Sepa, une opportunité pour le cash management ?

Créé le

04.01.2011

-

Mis à jour le

16.03.2011

La mise en place de moyens de paiement européens n’enthousiasme guère les entreprises. Il est vrai que par certains aspects, les outils Sepa présentent des lourdeurs, mais, à l’inverse, ils sont également susceptibles d’occasionner une optimisation de la gestion de trésorerie. Ces gains peuvent être obtenus avec l’aide des banques dont l’offre s’étoffe à mesure que le projet Sepa devient plus concret.

Permettre à une entreprise de régler par virement des fournisseurs dispersés dans différents pays européens, aussi facilement qu'à l'intérieur d'un même marché national, quel que soit le montant… c’est l’une des avancées obtenues grâce au Sepa (Single Euro Payment Area). Ce projet vise à faire émerger des moyens de paiement européens. Certes, les perspectives en ce qui concerne la carte bancaire demeurent floues, mais deux outils ont déjà vu le jour : le virement (SCT – Sepa Credit Transfert) existe depuis janvier 2008 et le prélèvement (SDD – Sepa Direct Debit) est né en novembre 2009 (ou 2010 pour certains pays, dont la France). Depuis lors, ils cohabitent avec les moyens de paiement nationaux mais ces derniers vont disparaître, très probablement fin 2012 et fin 2013. Les entreprises et leurs prestataires de services de paiement (qui sont le plus souvent des banques, même si des acteurs non-bancaires peuvent depuis peu entrer dans la course) doivent maintenant achever la transition vers Sepa. Mais quelles sont les conséquences pour les trésoriers?

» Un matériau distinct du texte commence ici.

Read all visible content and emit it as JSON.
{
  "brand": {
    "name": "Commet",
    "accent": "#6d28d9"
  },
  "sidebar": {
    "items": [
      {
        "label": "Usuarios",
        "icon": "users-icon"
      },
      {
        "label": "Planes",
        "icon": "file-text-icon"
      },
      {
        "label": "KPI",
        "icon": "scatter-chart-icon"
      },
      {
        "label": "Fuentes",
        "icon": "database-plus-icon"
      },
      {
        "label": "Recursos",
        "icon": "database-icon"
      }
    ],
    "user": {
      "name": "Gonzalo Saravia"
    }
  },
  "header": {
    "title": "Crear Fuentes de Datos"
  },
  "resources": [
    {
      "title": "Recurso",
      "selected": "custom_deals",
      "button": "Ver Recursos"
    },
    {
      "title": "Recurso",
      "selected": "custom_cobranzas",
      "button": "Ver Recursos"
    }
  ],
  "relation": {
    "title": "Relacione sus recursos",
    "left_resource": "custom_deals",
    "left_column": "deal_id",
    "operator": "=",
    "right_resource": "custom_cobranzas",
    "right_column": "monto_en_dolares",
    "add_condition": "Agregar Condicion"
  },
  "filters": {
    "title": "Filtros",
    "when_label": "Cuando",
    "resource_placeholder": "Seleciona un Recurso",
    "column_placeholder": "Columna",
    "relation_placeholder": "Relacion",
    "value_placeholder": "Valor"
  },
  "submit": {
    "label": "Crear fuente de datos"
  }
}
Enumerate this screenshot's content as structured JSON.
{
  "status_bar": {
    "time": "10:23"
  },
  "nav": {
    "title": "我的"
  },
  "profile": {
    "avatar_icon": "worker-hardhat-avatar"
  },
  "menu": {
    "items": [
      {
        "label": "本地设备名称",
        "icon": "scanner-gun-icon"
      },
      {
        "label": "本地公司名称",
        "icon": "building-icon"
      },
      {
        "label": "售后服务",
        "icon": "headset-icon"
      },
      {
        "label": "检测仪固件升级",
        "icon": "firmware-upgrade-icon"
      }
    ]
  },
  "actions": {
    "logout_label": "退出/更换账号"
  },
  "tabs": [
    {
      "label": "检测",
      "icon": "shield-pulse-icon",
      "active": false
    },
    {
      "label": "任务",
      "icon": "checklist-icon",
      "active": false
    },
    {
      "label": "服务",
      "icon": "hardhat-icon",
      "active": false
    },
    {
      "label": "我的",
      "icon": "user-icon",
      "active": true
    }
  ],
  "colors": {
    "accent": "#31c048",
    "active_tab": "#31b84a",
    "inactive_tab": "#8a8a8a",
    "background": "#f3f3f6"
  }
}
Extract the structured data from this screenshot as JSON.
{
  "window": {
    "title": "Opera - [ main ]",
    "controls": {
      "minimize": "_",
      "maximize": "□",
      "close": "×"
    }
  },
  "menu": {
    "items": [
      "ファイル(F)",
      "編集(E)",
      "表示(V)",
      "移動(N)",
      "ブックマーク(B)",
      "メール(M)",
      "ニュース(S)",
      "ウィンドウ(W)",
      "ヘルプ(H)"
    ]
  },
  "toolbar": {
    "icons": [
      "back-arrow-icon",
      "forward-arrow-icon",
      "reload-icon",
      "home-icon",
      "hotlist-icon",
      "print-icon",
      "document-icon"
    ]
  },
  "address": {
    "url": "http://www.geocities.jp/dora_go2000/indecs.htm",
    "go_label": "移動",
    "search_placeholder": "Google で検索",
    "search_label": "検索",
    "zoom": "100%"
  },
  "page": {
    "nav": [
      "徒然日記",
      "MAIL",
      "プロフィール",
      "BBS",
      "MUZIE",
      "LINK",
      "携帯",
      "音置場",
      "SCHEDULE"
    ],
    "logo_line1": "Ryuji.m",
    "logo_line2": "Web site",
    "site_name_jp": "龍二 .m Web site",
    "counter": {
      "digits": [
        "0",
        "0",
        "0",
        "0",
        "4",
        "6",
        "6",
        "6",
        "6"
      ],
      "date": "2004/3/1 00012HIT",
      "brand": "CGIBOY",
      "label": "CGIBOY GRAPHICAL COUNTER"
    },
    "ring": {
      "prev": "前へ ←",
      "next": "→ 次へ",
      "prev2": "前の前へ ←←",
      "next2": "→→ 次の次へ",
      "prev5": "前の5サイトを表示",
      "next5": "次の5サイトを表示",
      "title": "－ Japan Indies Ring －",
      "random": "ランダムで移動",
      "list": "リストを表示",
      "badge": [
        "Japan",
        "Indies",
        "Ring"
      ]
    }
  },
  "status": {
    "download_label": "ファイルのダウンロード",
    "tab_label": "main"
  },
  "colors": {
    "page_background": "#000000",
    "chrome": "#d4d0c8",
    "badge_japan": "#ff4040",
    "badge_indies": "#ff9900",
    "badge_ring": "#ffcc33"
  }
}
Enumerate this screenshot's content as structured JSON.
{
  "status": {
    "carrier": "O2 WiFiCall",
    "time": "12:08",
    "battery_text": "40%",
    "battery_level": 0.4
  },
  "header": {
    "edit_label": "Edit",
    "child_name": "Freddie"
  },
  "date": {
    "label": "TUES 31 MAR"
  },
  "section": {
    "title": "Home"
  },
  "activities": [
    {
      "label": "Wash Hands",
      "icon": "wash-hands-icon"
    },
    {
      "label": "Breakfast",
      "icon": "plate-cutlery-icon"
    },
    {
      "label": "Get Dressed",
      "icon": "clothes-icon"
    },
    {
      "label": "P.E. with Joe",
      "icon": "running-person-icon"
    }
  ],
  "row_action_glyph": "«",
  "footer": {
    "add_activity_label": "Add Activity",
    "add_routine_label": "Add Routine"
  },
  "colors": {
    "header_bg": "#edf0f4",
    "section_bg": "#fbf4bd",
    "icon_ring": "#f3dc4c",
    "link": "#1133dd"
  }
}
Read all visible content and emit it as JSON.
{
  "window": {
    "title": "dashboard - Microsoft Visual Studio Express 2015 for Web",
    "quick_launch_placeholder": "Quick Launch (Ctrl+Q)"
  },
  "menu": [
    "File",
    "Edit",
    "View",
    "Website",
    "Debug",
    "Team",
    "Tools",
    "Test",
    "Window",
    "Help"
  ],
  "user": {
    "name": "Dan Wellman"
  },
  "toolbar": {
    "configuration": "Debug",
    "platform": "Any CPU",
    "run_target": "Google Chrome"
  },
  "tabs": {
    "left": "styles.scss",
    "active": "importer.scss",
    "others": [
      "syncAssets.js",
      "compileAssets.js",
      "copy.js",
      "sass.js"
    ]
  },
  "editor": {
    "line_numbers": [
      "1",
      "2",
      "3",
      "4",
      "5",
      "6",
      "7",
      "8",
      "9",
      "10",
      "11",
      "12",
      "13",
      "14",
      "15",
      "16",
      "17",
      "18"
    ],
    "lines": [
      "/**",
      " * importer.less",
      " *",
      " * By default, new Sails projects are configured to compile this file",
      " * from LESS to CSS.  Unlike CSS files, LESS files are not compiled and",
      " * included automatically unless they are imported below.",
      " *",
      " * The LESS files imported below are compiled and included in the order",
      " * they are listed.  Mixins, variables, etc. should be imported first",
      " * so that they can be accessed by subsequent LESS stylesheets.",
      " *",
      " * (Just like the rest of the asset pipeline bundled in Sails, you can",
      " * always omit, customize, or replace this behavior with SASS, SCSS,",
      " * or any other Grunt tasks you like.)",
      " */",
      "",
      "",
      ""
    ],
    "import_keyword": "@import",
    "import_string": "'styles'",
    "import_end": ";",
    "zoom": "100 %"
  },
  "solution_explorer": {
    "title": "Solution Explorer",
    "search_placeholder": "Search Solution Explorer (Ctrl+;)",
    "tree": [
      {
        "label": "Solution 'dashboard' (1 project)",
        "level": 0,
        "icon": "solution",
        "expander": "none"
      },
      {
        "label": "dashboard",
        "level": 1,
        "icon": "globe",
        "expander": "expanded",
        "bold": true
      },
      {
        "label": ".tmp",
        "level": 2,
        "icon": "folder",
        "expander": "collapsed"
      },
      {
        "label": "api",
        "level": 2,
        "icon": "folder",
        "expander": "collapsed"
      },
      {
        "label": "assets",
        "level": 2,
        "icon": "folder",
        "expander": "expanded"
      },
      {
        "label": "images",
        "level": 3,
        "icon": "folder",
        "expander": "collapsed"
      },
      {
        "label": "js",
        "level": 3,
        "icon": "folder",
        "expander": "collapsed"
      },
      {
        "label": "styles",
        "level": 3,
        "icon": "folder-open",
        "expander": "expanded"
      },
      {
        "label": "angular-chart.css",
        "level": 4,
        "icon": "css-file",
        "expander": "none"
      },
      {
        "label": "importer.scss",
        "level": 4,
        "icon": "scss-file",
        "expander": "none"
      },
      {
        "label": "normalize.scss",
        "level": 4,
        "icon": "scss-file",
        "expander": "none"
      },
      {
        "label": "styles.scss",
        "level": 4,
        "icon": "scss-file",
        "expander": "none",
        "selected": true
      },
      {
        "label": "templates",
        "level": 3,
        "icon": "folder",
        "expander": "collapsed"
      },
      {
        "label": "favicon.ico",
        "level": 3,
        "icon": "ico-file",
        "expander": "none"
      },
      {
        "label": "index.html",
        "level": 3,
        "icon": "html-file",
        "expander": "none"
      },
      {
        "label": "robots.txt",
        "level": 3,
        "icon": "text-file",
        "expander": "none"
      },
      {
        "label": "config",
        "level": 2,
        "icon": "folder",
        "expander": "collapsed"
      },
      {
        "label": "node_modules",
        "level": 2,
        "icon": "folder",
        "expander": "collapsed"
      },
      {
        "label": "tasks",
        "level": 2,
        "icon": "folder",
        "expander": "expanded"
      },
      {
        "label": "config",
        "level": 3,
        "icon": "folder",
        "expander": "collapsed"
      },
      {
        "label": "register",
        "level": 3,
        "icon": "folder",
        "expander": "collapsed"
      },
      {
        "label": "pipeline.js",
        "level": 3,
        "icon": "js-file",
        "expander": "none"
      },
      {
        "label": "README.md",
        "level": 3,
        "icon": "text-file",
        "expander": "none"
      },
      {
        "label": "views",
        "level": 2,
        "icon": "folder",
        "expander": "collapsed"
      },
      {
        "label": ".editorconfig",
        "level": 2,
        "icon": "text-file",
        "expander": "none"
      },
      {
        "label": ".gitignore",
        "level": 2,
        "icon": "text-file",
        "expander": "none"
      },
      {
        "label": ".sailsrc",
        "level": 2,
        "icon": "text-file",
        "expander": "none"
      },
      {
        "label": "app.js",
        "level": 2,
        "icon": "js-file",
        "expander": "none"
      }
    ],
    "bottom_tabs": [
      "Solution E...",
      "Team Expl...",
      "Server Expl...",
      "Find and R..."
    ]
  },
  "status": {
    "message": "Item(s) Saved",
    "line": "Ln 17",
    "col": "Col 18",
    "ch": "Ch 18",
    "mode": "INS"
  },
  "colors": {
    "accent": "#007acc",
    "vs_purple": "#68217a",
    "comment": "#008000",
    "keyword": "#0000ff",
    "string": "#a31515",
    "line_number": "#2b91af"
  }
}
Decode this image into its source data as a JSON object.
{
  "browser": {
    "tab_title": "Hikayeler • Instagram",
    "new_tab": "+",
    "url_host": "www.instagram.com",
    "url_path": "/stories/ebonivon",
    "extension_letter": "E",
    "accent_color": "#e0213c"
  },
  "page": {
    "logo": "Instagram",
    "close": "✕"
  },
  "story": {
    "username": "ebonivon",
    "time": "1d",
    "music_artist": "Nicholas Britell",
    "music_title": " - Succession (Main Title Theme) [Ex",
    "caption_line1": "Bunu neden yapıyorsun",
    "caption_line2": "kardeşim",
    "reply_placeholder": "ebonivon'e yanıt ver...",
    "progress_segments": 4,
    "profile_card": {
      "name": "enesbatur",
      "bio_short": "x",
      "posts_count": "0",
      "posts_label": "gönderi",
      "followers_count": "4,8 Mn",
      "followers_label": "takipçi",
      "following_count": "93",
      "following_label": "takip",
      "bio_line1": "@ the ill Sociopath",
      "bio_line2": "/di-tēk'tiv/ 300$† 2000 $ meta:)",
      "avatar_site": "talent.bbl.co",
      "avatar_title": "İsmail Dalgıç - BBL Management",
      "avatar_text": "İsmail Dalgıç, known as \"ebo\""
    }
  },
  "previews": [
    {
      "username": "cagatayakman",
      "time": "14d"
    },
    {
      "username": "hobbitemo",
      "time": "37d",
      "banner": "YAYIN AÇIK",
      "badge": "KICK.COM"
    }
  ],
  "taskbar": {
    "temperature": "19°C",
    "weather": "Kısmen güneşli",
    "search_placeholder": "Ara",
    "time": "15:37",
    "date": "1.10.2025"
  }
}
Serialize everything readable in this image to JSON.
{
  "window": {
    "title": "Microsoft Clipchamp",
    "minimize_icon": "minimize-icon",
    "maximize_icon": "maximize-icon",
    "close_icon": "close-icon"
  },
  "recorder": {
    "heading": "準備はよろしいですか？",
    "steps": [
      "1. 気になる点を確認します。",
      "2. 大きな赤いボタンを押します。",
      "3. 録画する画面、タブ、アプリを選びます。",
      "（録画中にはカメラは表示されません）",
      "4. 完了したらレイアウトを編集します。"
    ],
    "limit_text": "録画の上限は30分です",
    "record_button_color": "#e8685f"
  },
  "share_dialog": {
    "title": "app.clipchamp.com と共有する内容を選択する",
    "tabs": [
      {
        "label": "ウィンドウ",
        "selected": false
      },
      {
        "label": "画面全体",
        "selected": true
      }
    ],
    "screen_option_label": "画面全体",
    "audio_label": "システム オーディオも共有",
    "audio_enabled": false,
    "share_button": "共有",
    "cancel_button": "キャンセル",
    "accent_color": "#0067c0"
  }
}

Les établissements bancaires expliquent aux entreprises comment Sepa contribue à une optimisation des flux de liquidité. Par exemple, il facilite la constitution de payment factories, véritables usines destinée à industrialiser le traitement des paiements. Si certains trésoriers reconnaissent ces avancées, bien des PME se sentent peu concernées. Autre catégorie réfractaire : les entreprises qui pratiquent le prélèvement. En effet, le mécanisme du SDD, contrairement au SCT, risque d’alourdir le fonctionnement de la trésorerie.

Il existe tout de même, une initiative européenne qui fait l’unanimité auprès des clients des banques : la lutte contre les commissions d’interchange. Et encore ! Certaines entreprises craignent que les banques ne reportent sur le consommateur final les frais générés par les prélèvements. Aussi, globalement, les trésoriers sont plutôt inquiets face au Sepa.

Devant ces clients sceptiques, l’offre des banques se veut, malgré tout, attractive. Il s’agit par exemple de proposer davantage de services aux trésoriers qui pourront aller plus loin dans la voie de l’externalisation.

La course à la taille est également un enjeu majeur pour les établissements qui veulent dominer l’Europe des paiements. Des alliances entre différents acteurs (banques et autres prestataires de services de paiements) sont donc réalisées depuis peu ou en préparation.